Das 125. Deutsche Traber-Derby findet in diesem Jahr wegen Corona ausnahmsweise erst im September statt. Auf der Trabrennbahn Mariendorf kämpfen die besten Pferde um den Sieg – die besten Aussichten haben erneut die Gäste aus den Niederlanden.

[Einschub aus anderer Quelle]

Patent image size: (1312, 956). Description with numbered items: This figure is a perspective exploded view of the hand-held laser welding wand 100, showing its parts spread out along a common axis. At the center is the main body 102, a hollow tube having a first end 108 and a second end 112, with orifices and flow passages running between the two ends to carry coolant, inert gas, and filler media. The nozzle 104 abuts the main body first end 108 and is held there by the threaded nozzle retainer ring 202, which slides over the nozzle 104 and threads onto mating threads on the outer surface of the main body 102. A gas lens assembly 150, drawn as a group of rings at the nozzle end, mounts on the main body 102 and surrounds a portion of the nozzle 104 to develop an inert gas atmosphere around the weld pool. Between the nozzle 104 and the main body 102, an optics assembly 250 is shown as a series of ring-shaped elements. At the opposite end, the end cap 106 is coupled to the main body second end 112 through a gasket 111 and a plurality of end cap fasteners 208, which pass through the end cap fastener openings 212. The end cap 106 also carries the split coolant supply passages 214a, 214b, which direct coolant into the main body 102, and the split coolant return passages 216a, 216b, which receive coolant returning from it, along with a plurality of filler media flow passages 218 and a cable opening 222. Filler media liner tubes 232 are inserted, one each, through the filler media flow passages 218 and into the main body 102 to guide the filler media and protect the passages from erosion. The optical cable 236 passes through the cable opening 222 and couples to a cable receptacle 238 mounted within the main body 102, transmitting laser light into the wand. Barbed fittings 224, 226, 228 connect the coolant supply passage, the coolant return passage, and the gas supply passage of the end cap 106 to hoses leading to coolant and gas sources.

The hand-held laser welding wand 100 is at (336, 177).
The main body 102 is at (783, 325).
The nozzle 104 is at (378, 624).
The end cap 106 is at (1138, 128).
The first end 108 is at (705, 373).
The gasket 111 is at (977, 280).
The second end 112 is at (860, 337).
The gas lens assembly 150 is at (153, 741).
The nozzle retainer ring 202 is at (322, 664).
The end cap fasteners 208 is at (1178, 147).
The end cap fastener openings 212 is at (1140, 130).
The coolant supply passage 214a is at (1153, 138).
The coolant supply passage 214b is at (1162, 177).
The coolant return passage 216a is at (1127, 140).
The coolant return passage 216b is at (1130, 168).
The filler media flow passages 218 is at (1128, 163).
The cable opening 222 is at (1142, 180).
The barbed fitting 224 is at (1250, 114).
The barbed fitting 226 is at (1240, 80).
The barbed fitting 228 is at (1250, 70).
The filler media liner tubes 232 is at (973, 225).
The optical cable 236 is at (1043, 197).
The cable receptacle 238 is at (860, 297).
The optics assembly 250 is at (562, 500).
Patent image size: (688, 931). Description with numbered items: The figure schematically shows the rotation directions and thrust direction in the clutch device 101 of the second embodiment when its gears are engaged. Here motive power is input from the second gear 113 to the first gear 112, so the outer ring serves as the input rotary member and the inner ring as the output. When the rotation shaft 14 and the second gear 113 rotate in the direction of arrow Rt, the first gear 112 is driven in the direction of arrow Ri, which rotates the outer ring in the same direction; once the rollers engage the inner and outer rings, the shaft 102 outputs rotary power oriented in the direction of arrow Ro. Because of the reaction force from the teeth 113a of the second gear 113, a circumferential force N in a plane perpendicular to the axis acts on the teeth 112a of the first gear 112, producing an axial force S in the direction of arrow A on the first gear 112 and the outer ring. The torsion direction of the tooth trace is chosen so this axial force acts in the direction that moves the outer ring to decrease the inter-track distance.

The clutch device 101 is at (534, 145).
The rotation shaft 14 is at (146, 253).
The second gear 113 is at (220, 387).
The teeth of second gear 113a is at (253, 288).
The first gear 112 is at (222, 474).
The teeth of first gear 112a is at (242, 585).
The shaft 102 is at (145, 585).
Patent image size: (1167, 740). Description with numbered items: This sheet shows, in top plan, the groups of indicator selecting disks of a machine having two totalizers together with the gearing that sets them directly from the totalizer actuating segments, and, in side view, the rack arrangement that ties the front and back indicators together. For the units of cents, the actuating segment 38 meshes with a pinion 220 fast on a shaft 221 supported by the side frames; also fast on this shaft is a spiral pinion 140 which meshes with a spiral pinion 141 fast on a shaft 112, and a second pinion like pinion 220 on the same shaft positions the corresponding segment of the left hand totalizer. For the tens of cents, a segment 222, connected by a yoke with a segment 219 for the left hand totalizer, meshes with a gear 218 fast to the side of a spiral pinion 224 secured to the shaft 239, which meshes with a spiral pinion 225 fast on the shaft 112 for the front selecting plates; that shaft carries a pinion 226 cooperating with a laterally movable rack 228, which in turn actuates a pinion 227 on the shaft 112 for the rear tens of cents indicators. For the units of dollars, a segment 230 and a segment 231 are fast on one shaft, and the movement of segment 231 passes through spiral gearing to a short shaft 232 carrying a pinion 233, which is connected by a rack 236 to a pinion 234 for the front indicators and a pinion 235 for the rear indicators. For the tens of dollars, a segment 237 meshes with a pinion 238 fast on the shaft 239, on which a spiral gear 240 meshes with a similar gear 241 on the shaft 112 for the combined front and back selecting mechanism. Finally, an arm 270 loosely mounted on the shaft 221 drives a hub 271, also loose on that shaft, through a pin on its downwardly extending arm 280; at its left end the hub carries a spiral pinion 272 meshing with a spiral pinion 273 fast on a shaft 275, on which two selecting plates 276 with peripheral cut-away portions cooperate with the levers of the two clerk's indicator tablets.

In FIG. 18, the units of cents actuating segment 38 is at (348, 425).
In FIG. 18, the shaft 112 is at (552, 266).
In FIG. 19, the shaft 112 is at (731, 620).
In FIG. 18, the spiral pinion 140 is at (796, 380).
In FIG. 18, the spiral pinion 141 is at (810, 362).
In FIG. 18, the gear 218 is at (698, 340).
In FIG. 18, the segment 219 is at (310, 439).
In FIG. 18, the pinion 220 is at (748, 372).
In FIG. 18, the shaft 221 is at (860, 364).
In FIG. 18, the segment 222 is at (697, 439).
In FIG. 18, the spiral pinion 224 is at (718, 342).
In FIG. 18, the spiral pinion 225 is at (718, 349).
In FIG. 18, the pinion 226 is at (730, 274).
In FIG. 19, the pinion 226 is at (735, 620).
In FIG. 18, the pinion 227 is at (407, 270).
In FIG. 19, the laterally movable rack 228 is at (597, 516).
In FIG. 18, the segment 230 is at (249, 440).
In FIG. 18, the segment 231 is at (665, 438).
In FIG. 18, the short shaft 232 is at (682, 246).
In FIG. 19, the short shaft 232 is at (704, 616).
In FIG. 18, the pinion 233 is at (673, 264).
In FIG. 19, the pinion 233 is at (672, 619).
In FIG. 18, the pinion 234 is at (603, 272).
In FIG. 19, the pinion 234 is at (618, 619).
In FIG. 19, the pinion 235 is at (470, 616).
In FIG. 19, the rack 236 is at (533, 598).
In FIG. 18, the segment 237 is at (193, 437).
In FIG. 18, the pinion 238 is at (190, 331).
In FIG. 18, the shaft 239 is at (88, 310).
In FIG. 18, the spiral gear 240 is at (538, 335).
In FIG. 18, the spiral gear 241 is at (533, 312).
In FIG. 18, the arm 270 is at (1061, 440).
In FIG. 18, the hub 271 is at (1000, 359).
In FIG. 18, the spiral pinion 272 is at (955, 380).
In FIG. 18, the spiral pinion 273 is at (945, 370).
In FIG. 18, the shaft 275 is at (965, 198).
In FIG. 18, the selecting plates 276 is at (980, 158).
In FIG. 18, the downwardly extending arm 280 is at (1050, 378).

Über Mallorca heißt es häufig, es wäre das 17. Bundesland, angesichts der zahlreichen Touristen aus Deutschland, die normalerweise dort Urlaub machen –
wenn nicht gerade Corona herrscht. Die Trabrennbahn Mariendorf im Süden Berlins könnte man analog dazu als 13. Provinz der Niederlande bezeichnen, fühlen sich die Gäste aus dem Nachbarland dort doch immer ganz besonders zu Hause. Beim Deutschen Traber-Derby, dem wichtigsten Trabrennen hierzulande, können die Niederländer jedenfalls eine beachtliche Erfolgsbilanz vorweisen: siebenmal in Folge stellten sie zuletzt den Derbysieger – 2019 war es Weltmeister Rick Ebbinge, der mit Velten von Flevo den mit 188.000 Euro dotierten Lauf für sich entschied. In den Jahren zuvor hatte mit Robin Bakker ebenfalls ein Niederländer Geschichte geschrieben, als er 2018 als erster Fahrer zum vierten Mal hintereinander das Derby gewann und dabei ganz nebenbei eine neue Rekordzeit für das Rennen aufstellte. Damals komplettierten Rick Ebbinge und Dion Tesselaar ein rein niederländisches Podium – deutlicher hätte man die Traber-Dominanz von Oranje nicht ausdrücken können.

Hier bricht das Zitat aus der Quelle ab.